Holberton takes a higher percentage, but earlier on and only for three years. When you're earning less. You might thing 17% is shitty but coming from low or no income, you're probably not going to notice it. Three years will fly by and by the fourth, you get a massive pay jump.

I prefer Holberton's take to my up-to-48y lien.




> Tell me how this is different from the rest of the student loan industry. My student loan is until I've paid it all back, or I reach 65, or I die. It adds a top up to my income tax, taking 9% of everything over £17kpa earnt.

Student loan industry in the UK. In the US and most other places, income-based repayment is not a thing, the payments are due no matter how much or little you earn.


At least for now the US does have several income based repayment plans. The best one for most circumstances is PAYE (pay as you earn). It requires payments of 10% of disposable income, i.e. dollars earned after 150% of the poverty line, and the debt is discharged after 20 years of payments or 10 years while working for certain government or non-profit entities.

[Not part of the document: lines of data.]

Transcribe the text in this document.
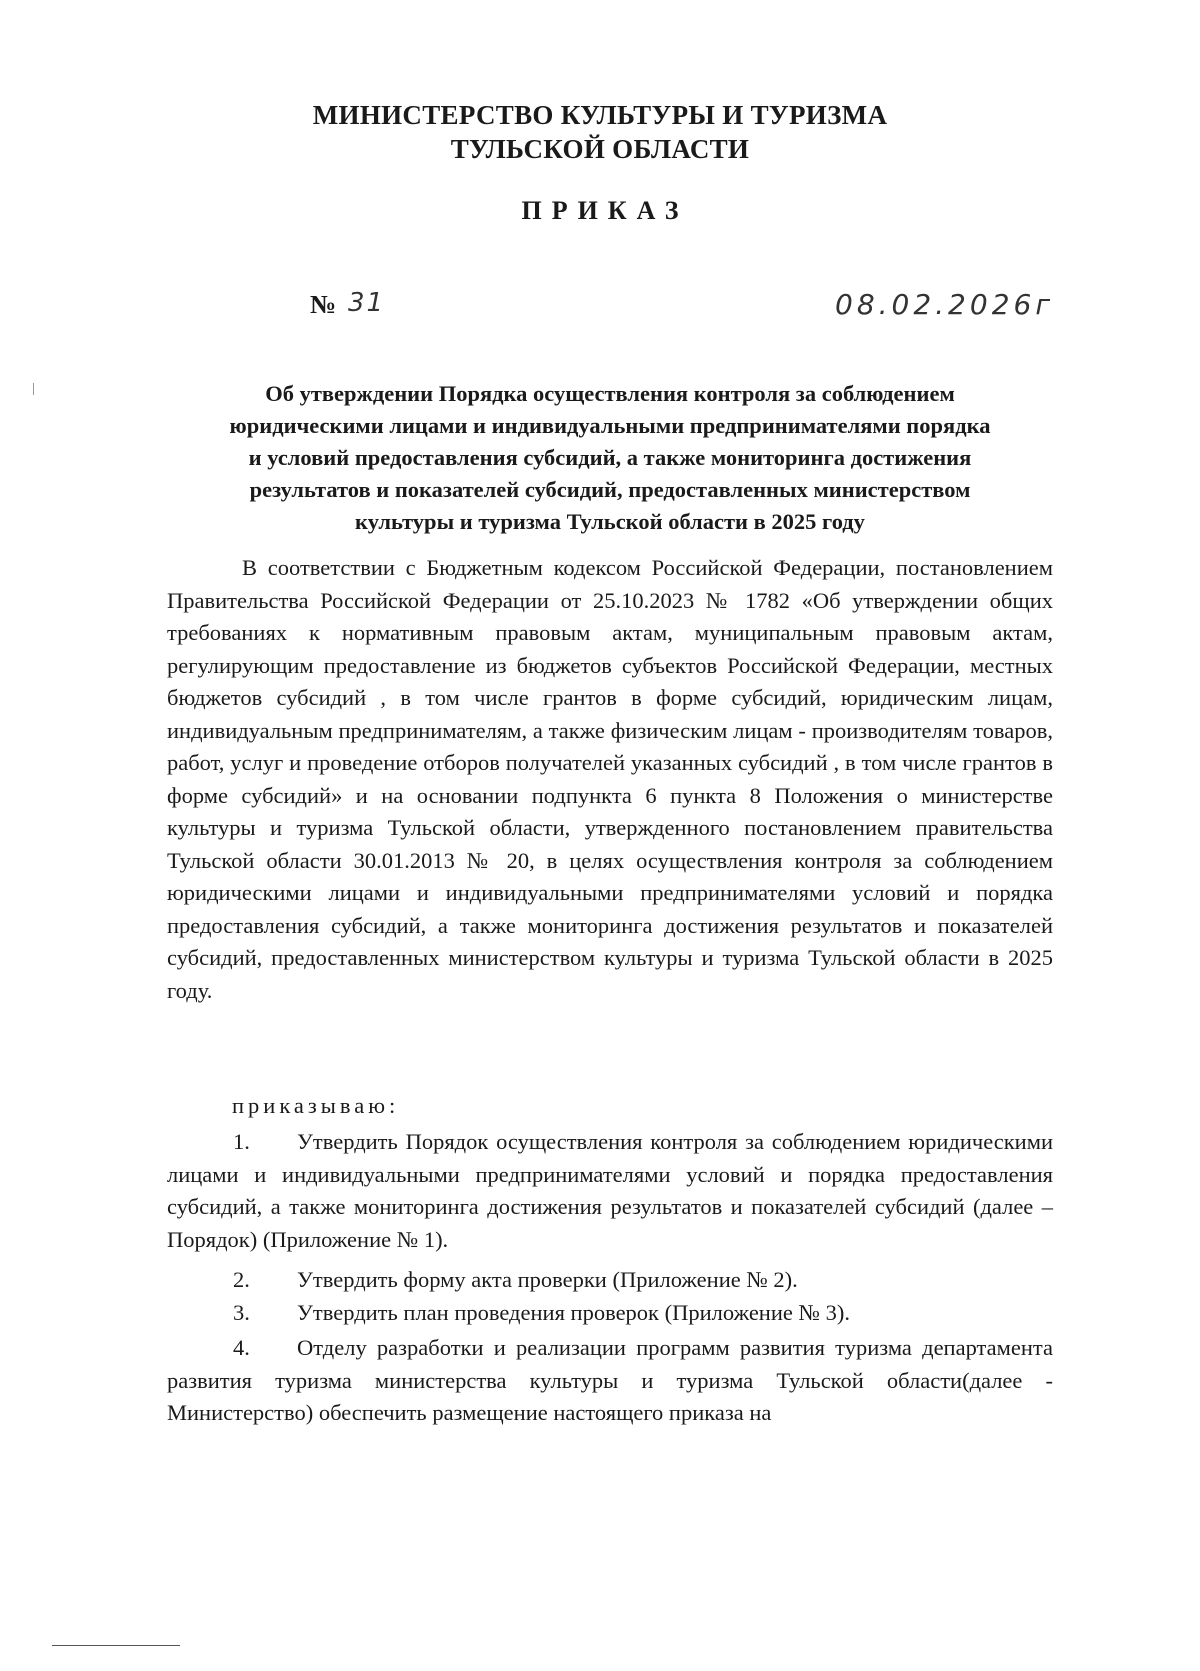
МИНИСТЕРСТВО КУЛЬТУРЫ И ТУРИЗМА
ТУЛЬСКОЙ ОБЛАСТИ
ПРИКАЗ
№ 31	08.02.2026г
Об утверждении Порядка осуществления контроля за соблюдением
юридическими лицами и индивидуальными предпринимателями порядка
и условий предоставления субсидий, а также мониторинга достижения
результатов и показателей субсидий, предоставленных министерством
культуры и туризма Тульской области в 2025 году
В соответствии с Бюджетным кодексом Российской Федерации, постановлением Правительства Российской Федерации от 25.10.2023 № 1782 «Об утверждении общих требованиях к нормативным правовым актам, муниципальным правовым актам, регулирующим предоставление из бюджетов субъектов Российской Федерации, местных бюджетов субсидий , в том числе грантов в форме субсидий, юридическим лицам, индивидуальным предпринимателям, а также физическим лицам - производителям товаров, работ, услуг и проведение отборов получателей указанных субсидий , в том числе грантов в форме субсидий» и на основании подпункта 6 пункта 8 Положения о министерстве культуры и туризма Тульской области, утвержденного постановлением правительства Тульской области 30.01.2013 № 20, в целях осуществления контроля за соблюдением юридическими лицами и индивидуальными предпринимателями условий и порядка предоставления субсидий, а также мониторинга достижения результатов и показателей субсидий, предоставленных министерством культуры и туризма Тульской области в 2025 году.
приказываю:
1. Утвердить Порядок осуществления контроля за соблюдением юридическими лицами и индивидуальными предпринимателями условий и порядка предоставления субсидий, а также мониторинга достижения результатов и показателей субсидий (далее – Порядок) (Приложение № 1).
2. Утвердить форму акта проверки (Приложение № 2).
3. Утвердить план проведения проверок (Приложение № 3).
4. Отделу разработки и реализации программ развития туризма департамента развития туризма министерства культуры и туризма Тульской области(далее - Министерство) обеспечить размещение настоящего приказа на
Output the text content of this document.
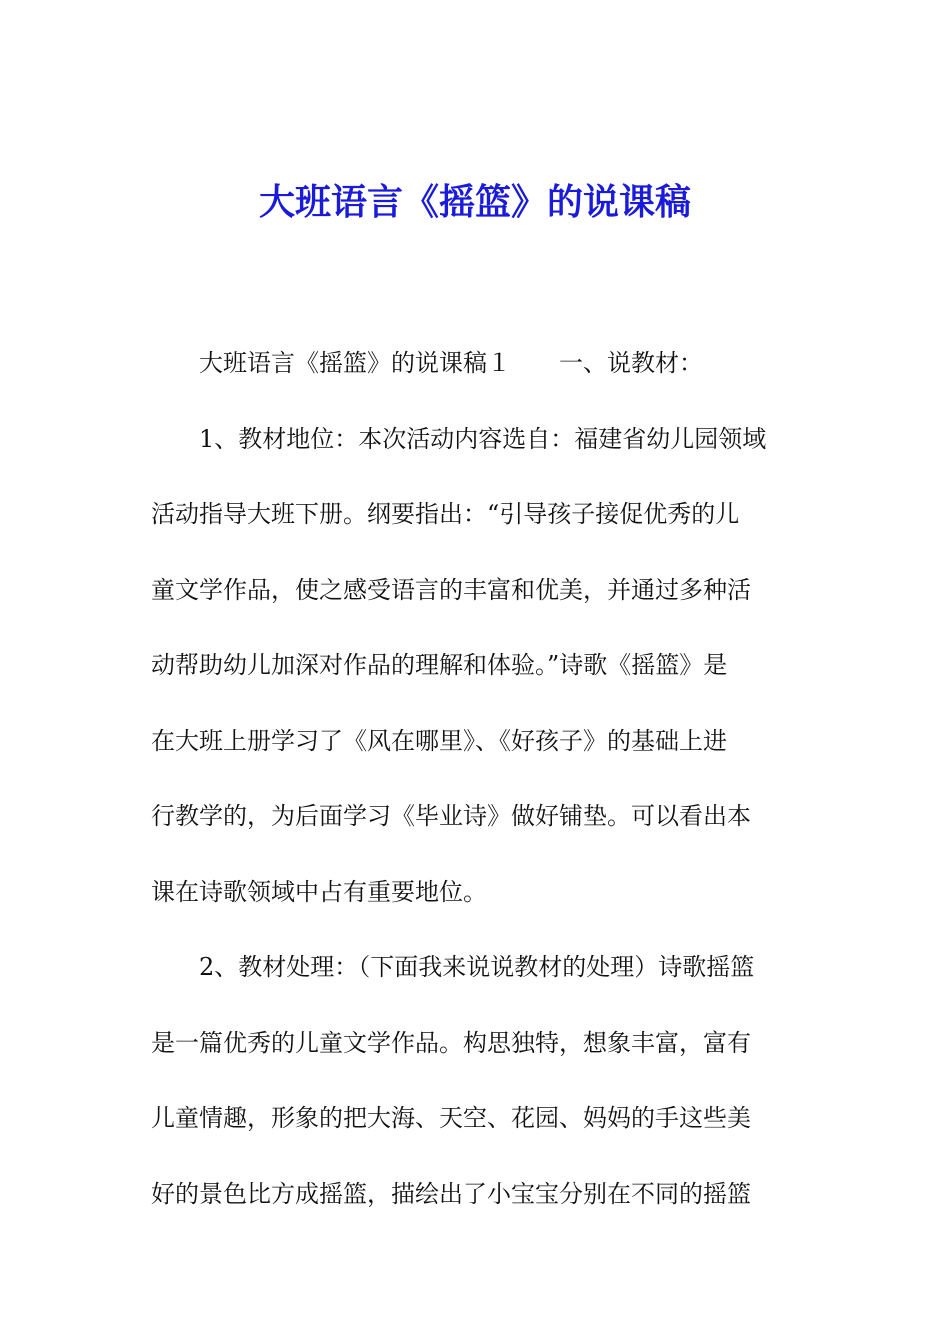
大班语言《摇篮》的说课稿
大班语言《摇篮》的说课稿１　　一、说教材：
1、教材地位：本次活动内容选自：福建省幼儿园领域
活动指导大班下册。纲要指出：“引导孩子接促优秀的儿
童文学作品，使之感受语言的丰富和优美，并通过多种活
动帮助幼儿加深对作品的理解和体验。”诗歌《摇篮》是
在大班上册学习了《风在哪里》、《好孩子》的基础上进
行教学的，为后面学习《毕业诗》做好铺垫。可以看出本
课在诗歌领域中占有重要地位。
2、教材处理：（下面我来说说教材的处理）诗歌摇篮
是一篇优秀的儿童文学作品。构思独特，想象丰富，富有
儿童情趣，形象的把大海、天空、花园、妈妈的手这些美
好的景色比方成摇篮，描绘出了小宝宝分别在不同的摇篮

This program is partly the result of regulatory rule making and so could be sharply curtailed should the President or his underlings wish to do so.


I don't think that's accurate. When I graduated I got a zillion papers in the mail for applying for various hardship deferments and payment options. And then there's this https://obamawhitehouse.archives.gov/blog/2012/06/07/income-... which is explicitly income-based.


This occurs mostly in private student loans vs. federal ones. Private offers even fewer options than the federally mandated ones provide.


Income-based repayments are definitely 'a thing' in the US.